The Changing World of Work and Accompanying Partner Support

Date Created: 07.04.2014

The Changing World of Work and Accompanying Partner Support

The world of work and the scale and nature of global mobility is changing. The number of worldwide expatriates is increasing significantly, expected to exceed 56.8 million by 2017, and the very nature of how we live and work is also changing.

Recent research has identified 7 key megatrends that are now shaping work and working lives in our advanced economies:

·         The rise of knowledge based services

·         The impact of technology and globalization

·         Demographic change due to an ageing population and increased migration

·         The impact of more women in the workplace

·         The impact of a more educated workforce

·         A shift towards the individual worker profile

·         More diversity in the workplace and in how we work

So what does this new reality mean for a globally mobile workforce?

There is no longer one type of assignee; the term ‘expatriate’ now covers an ever widening and diversifying set of individuals. The traditional male ‘breadwinner’/female ‘trailing spouse’ expatriate profile is being overtaken by the ‘individual worker’ profile and dual income requirements and expectations are now making dual careers a workforce reality.

The profile of the accompanying partner is also changing  – more women are becoming international assignees (23% in 2013) and the proportion of male accompanying partners is also rising.

How agile are organisations in responding to these changes?

The shift in demographics and expectations of an increasingly global workforce is now pushing the dual worker and portable career issue to the very top of the agenda. However research shows that organisations are at different stages of their understanding and action with regard to the impact of this new global reality.

66% of employers state that the partner career issue impacts their ability to attract employees to international assignments and 51% have had employees turn down international assignments due to partner career and employment concerns.
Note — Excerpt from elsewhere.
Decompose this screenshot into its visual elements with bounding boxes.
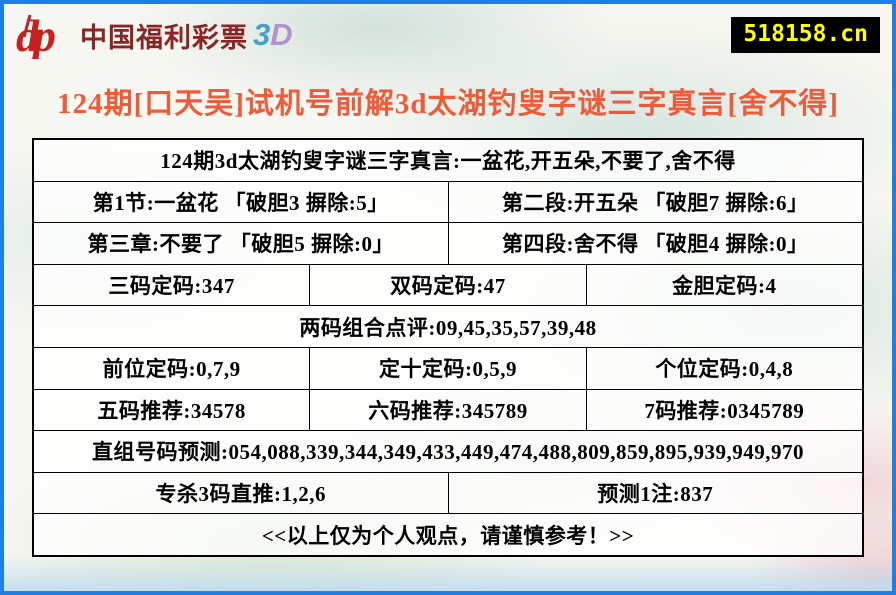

Yet in the past three years organisational support for accompanying partners has actually decreased.

What do accompanying partners actually want?

The evidence from a global study of 264 spouses in 54 global locations highlights the need for 3 areas of support:

Practical support:

·         Better preparation prior to relocation including coaching support

·         Immediate and ongoing support for the first three months from another experienced expat or a go-to person in the location.

Professional support

·         Networking assistance to help start the job search process

·         Access to a liaison officer or a local contact that can provide assistance with finding a job.
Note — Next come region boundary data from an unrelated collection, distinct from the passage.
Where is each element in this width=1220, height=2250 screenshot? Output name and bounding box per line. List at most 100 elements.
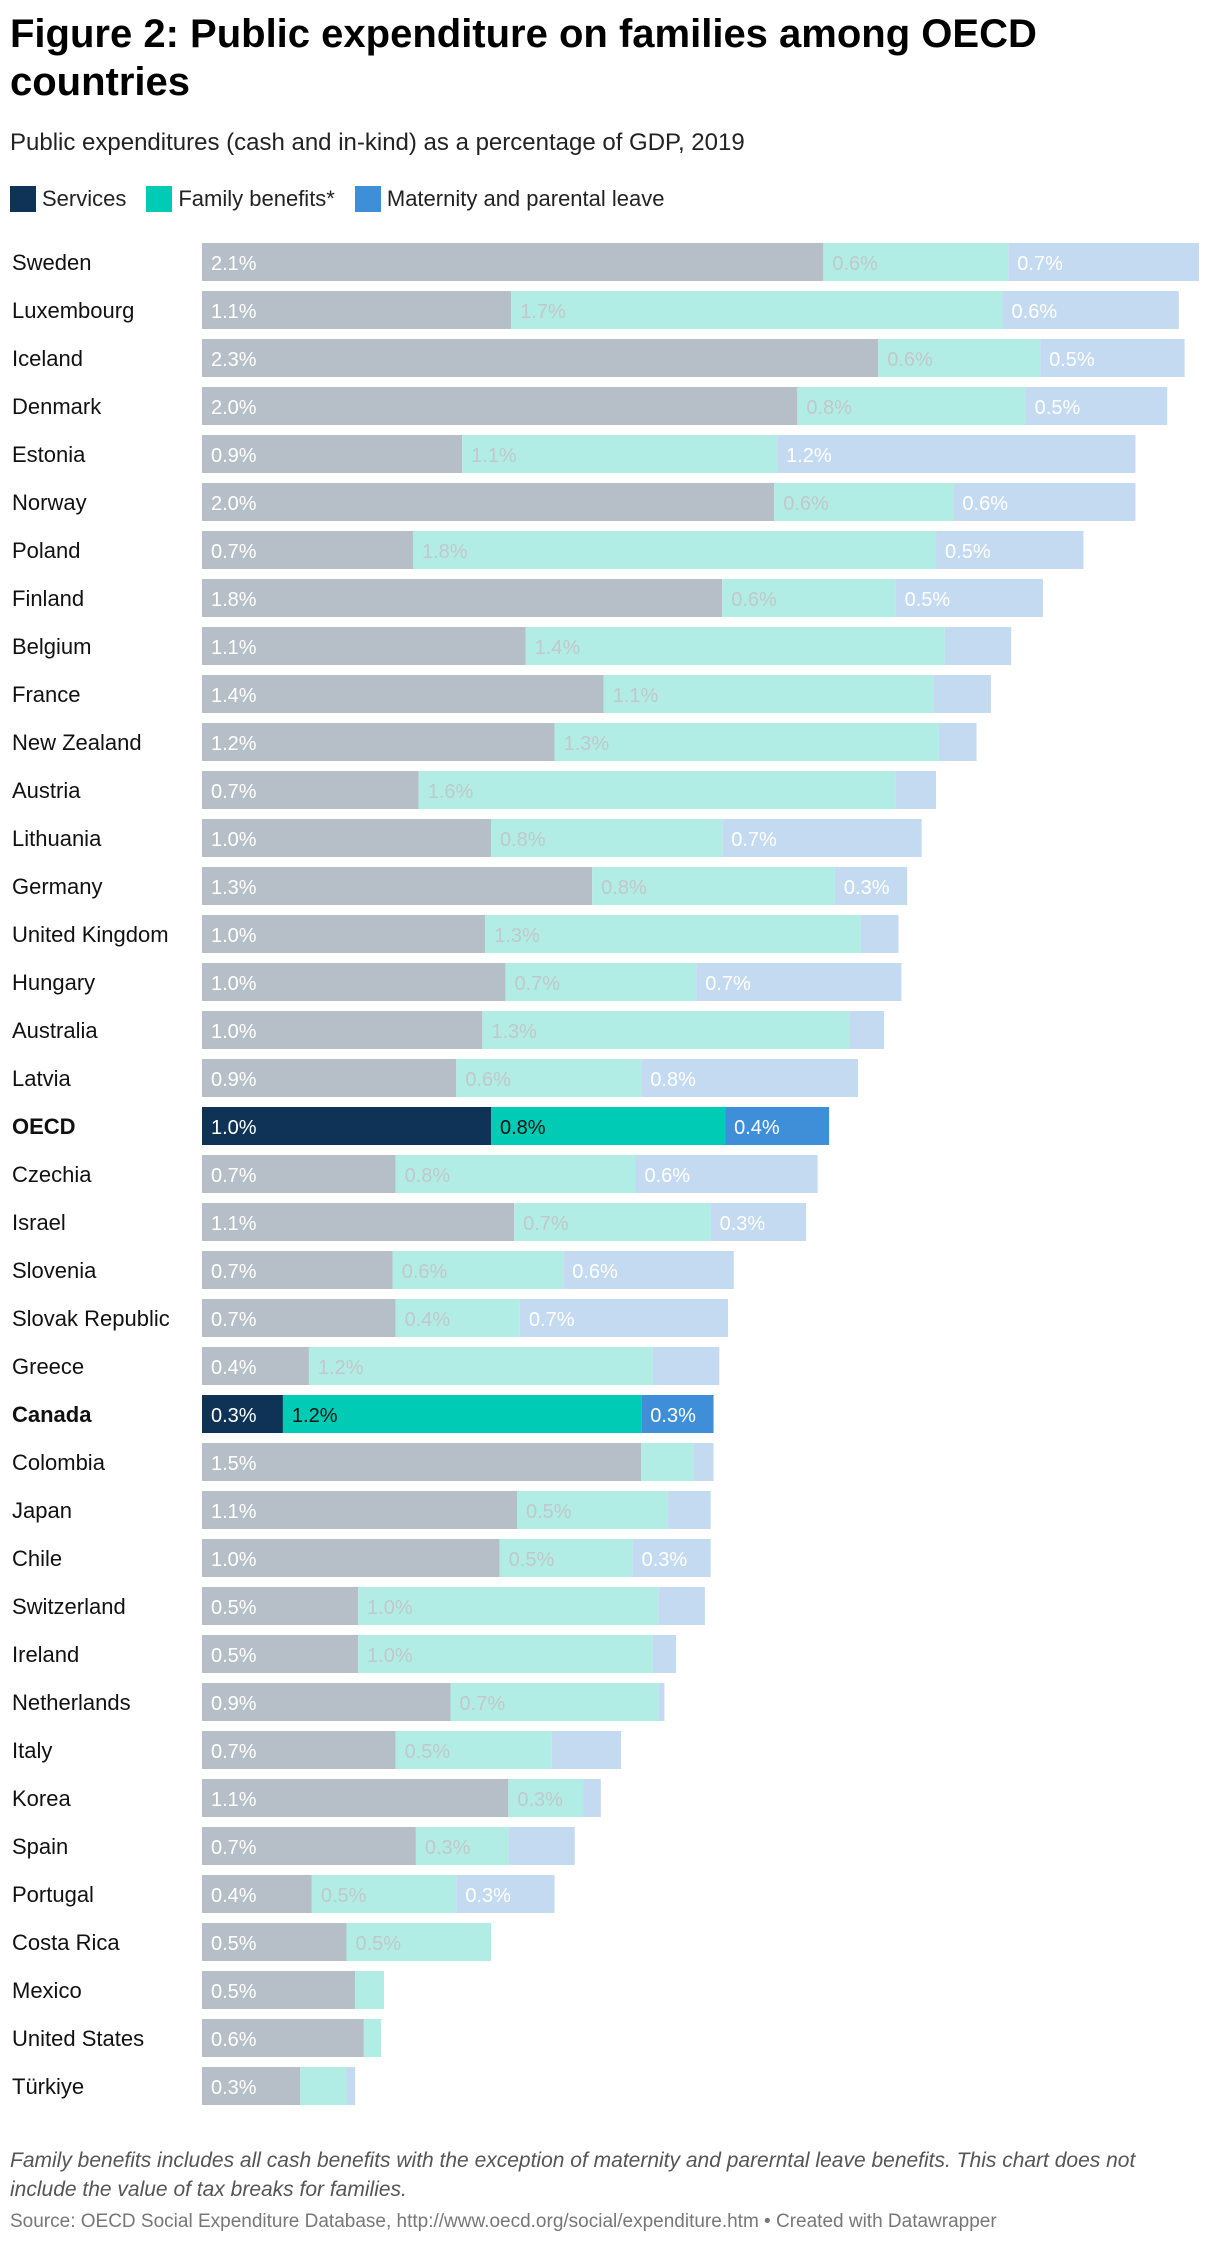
chart-source: Source: OECD Social Expenditure Database… — [10, 2211, 997, 2232]
category-label: Colombia — [12, 1450, 106, 1475]
data-label-family-benefits: 1.0% — [367, 1597, 413, 1619]
bar-family-benefits — [525, 627, 945, 665]
legend-swatch-maternity-leave — [354, 186, 381, 212]
data-label-maternity-leave: 0.7% — [529, 1309, 575, 1331]
data-label-services: 0.6% — [211, 2029, 257, 2051]
bar-services — [202, 1299, 396, 1337]
data-label-family-benefits: 0.7% — [514, 973, 560, 995]
bar-maternity-leave — [953, 483, 1136, 521]
bar-row-poland: Poland 0.7% 1.8% 0.5% — [12, 531, 1084, 569]
category-label: OECD — [12, 1114, 76, 1139]
category-label: United States — [12, 2026, 144, 2051]
bar-row-italy: Italy 0.7% 0.5% — [12, 1731, 622, 1769]
category-label: Estonia — [12, 442, 86, 467]
data-label-services: 0.5% — [211, 1933, 257, 1955]
bar-row-austria: Austria 0.7% 1.6% — [12, 771, 937, 809]
data-label-services: 1.0% — [211, 829, 257, 851]
bar-maternity-leave — [519, 1299, 728, 1337]
chart-notes: Family benefits includes all cash benefi… — [10, 2149, 1136, 2201]
bar-family-benefits — [554, 723, 939, 761]
bar-family-benefits — [358, 1587, 659, 1625]
data-label-services: 1.2% — [211, 733, 257, 755]
bar-row-ireland: Ireland 0.5% 1.0% — [12, 1635, 676, 1673]
bar-services — [202, 867, 593, 905]
bar-services — [202, 1683, 451, 1721]
bar-row-spain: Spain 0.7% 0.3% — [12, 1827, 575, 1865]
data-label-maternity-leave: 0.3% — [844, 877, 890, 899]
data-label-services: 0.7% — [211, 1261, 257, 1283]
data-label-maternity-leave: 0.5% — [1035, 397, 1081, 419]
data-label-maternity-leave: 0.8% — [650, 1069, 696, 1091]
data-label-family-benefits: 0.7% — [460, 1693, 506, 1715]
legend-swatch-services — [10, 186, 36, 212]
legend-item-maternity-leave: Maternity and parental leave — [354, 186, 665, 212]
bar-family-benefits — [363, 2019, 382, 2057]
data-label-services: 1.1% — [211, 1789, 257, 1811]
bar-family-benefits — [482, 1011, 850, 1049]
bar-services — [202, 1827, 416, 1865]
bar-maternity-leave — [583, 1779, 601, 1817]
data-label-family-benefits: 0.8% — [806, 397, 852, 419]
legend-item-services: Services — [10, 186, 126, 212]
bar-services — [202, 291, 512, 329]
bar-row-iceland: Iceland 2.3% 0.6% 0.5% — [12, 339, 1185, 377]
bar-services — [202, 1635, 359, 1673]
category-label: Australia — [12, 1018, 98, 1043]
category-label: Türkiye — [12, 2074, 84, 2099]
chart-subtitle: Public expenditures (cash and in-kind) a… — [10, 129, 745, 156]
data-label-services: 0.7% — [211, 781, 257, 803]
category-label: Israel — [12, 1210, 66, 1235]
bar-services — [202, 771, 419, 809]
data-label-services: 1.0% — [211, 925, 257, 947]
bar-family-benefits — [491, 1107, 726, 1145]
bar-maternity-leave — [667, 1491, 711, 1529]
bar-family-benefits — [641, 1443, 694, 1481]
bar-family-benefits — [395, 1731, 552, 1769]
bar-family-benefits — [462, 435, 778, 473]
category-label: Germany — [12, 874, 102, 899]
data-label-services: 1.4% — [211, 685, 257, 707]
bar-family-benefits — [395, 1155, 636, 1193]
bar-family-benefits — [823, 243, 1009, 281]
data-label-services: 1.1% — [211, 1501, 257, 1523]
data-label-services: 1.1% — [211, 1213, 257, 1235]
bar-services — [202, 963, 506, 1001]
category-label: Norway — [12, 490, 87, 515]
bar-row-greece: Greece 0.4% 1.2% — [12, 1347, 720, 1385]
category-label: Korea — [12, 1786, 71, 1811]
bar-family-benefits — [346, 1923, 491, 1961]
data-label-family-benefits: 0.5% — [321, 1885, 367, 1907]
category-label: New Zealand — [12, 730, 142, 755]
bar-services — [202, 675, 604, 713]
bar-services — [202, 435, 463, 473]
category-label: Slovak Republic — [12, 1306, 170, 1331]
data-label-family-benefits: 1.8% — [422, 541, 468, 563]
data-label-services: 1.0% — [211, 1117, 257, 1139]
data-label-maternity-leave: 0.5% — [1049, 349, 1095, 371]
bar-services — [202, 1395, 283, 1433]
bar-row-lithuania: Lithuania 1.0% 0.8% 0.7% — [12, 819, 922, 857]
bar-maternity-leave — [1008, 243, 1200, 281]
bar-family-benefits — [300, 2067, 347, 2105]
bar-family-benefits — [505, 963, 697, 1001]
bar-services — [202, 339, 879, 377]
data-label-services: 2.0% — [211, 397, 257, 419]
data-label-services: 0.7% — [211, 1741, 257, 1763]
bar-maternity-leave — [641, 1395, 714, 1433]
category-label: Chile — [12, 1546, 62, 1571]
bar-row-norway: Norway 2.0% 0.6% 0.6% — [12, 483, 1136, 521]
legend-label-services: Services — [42, 186, 127, 211]
data-label-services: 0.7% — [211, 1309, 257, 1331]
bar-row-belgium: Belgium 1.1% 1.4% — [12, 627, 1012, 665]
bar-maternity-leave — [834, 867, 908, 905]
data-label-maternity-leave: 0.7% — [731, 829, 777, 851]
category-label: Iceland — [12, 346, 83, 371]
bar-services — [202, 1971, 356, 2009]
bar-maternity-leave — [725, 1107, 830, 1145]
bar-services — [202, 915, 486, 953]
category-label: Mexico — [12, 1978, 82, 2003]
bar-row-hungary: Hungary 1.0% 0.7% 0.7% — [12, 963, 902, 1001]
data-label-maternity-leave: 0.4% — [734, 1117, 780, 1139]
data-label-family-benefits: 0.6% — [783, 493, 829, 515]
bar-maternity-leave — [632, 1539, 711, 1577]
·         HR to have the relevant knowledge/skills or a process in place to support cultural and practical issues.

Social support:

·         Help with facilitating introductions in the new location – eg: a local contact or another accompanying partner who can act as a go-to person to support the settling in process.

·         Sufficient time for family adjustment.

Accompanying partners also want more respect, to be included in the decision making process and to be given a realistic overview of the upcoming process.

What does the data tell us?

The type of practical, professional, social and networking support that accompanying partners seek can easily be put in place without impacting heavily on the organisational budget but it does require planning and engagement on behalf of the organisation.  

The research speaks for itself - the accompanying partner support agenda is shifting significantly and will continue to do so over the next three years. This shift is reflective of the new world of work and the changing demographic of the globally mobile worker. However evidence also suggests that many organisations have yet to be persuaded that supporting their globally mobile employees and accompanying partners in this era of modern mobility, is the right thing to do.

But maybe we’re now reaching a tipping point where the increase in diversity of the expatriate and accompanying partner profile, has reached such significant numbers, that from an organisational ROI perspective, they can no longer be ignored?

Measuring how quickly organisations respond to this shift over the next three years will be crucial to establishing a more modern agenda for partner support that best fits our new world of work.